Crédit : Benoît Gougeon, Université de Montréal
Un système exoplanétaire prometteur
TRAPPIST-1, une étoile beaucoup plus petite et plus froide que notre Soleil située à environ 40 années-lumière de la Terre, attire l’attention des scientifiques et des amateurs de l’espace depuis la découverte de ses sept exoplanètes de la taille de la Terre en 2016. Ces mondes, tous très rapprochés de leur étoile et dont trois se trouvent dans sa zone habitable, ont alimenté l’espoir de trouver des conditions potentiellement habitables au-delà de notre Système solaire.

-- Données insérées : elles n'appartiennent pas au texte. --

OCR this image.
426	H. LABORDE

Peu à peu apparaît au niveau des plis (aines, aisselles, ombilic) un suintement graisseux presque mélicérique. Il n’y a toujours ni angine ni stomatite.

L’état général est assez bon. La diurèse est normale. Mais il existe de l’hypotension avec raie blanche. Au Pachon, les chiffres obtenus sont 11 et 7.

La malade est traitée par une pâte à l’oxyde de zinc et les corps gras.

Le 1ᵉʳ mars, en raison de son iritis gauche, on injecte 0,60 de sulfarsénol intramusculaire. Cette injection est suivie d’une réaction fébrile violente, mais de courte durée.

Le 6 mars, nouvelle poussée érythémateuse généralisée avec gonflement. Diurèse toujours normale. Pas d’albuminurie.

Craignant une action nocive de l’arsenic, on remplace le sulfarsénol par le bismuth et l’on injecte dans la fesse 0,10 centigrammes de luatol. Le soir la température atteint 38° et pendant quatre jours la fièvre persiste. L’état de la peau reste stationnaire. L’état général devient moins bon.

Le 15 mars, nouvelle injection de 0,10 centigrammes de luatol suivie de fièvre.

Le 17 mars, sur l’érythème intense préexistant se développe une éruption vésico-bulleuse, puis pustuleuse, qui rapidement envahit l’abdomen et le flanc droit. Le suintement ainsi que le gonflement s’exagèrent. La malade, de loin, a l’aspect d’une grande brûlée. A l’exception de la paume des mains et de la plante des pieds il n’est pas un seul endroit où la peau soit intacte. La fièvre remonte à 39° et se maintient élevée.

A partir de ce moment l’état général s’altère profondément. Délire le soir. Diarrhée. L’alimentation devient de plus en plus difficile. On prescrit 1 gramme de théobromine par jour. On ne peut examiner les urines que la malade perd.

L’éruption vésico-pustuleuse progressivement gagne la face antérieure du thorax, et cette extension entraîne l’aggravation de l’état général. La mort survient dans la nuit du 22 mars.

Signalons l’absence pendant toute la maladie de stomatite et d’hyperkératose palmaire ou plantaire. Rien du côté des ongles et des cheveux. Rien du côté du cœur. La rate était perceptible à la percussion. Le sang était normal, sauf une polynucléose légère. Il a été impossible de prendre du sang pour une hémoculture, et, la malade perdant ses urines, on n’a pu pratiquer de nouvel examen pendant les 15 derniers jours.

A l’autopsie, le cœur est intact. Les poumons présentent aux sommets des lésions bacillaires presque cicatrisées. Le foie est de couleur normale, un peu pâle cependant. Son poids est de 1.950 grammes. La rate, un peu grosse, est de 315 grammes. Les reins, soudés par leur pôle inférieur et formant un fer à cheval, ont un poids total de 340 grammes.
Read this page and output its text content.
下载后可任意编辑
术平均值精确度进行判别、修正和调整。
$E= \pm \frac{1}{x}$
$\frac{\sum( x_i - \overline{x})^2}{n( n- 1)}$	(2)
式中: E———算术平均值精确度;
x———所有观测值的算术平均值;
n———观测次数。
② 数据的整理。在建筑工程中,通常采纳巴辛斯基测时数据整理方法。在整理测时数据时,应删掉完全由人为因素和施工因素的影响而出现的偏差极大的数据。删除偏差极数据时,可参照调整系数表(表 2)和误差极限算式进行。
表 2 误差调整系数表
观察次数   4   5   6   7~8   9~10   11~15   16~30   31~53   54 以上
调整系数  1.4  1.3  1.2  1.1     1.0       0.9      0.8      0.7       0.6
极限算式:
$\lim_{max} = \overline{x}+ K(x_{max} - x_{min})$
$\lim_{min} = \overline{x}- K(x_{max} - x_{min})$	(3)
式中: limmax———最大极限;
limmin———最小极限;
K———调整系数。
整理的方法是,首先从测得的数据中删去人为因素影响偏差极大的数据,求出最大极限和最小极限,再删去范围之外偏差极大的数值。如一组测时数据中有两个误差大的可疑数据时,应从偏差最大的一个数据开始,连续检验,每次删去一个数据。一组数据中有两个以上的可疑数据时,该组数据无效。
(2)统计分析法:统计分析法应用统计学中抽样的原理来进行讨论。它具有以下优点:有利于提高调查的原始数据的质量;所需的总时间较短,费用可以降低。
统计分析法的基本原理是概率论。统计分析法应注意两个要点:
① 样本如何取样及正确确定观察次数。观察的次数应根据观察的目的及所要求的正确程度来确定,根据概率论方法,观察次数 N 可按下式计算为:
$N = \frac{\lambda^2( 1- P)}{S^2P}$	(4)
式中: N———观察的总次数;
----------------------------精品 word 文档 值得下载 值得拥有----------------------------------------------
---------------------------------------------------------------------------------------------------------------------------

Olivia Lim, doctorante à l’Institut Trottier de recherche sur les exoplanètes à l’Université de Montréal, a dirigé l’équipe qui a étudié l’exoplanète TRAPPIST-1 b et son étoile en utilisant les toutes premières données spectroscopiques du système TRAPPIST-1 prises par le télescope spatial James Webb. Crédit : Amélie Philibert, Université de Montréal
Une équipe de recherche, dirigée par Olivia Lim de l’Institut Trottier de recherche sur les exoplanètes (iREx) de l’Université de Montréal (UdeM) et membre du CRAQ, a utilisé le puissant télescope spatial James Webb (JWST) pour observer l’exoplanète TRAPPIST-1 b. Ces observations ont été recueillies dans le cadre du plus important programme d’observateurs généraux (GO) dirigé par le Canada au cours de la première année d’exploitation du JWST. Ce programme comprenait également l’observation de trois autres planètes du système, TRAPPIST-1 c, g et h. TRAPPIST-1 b a été observée lors de deux transits, c’est-à-dire le moment où la planète passe devant son étoile, à l’aide de l’instrument canadien NIRISS à bord du JWST.“Il s’agit des toutes premières observations spectroscopiques d’une planète de TRAPPIST-1 obtenues par le JWST, et nous les attendions depuis des années!“, s’exclame Olivia Lim, chercheuse principale de cet important programme GO.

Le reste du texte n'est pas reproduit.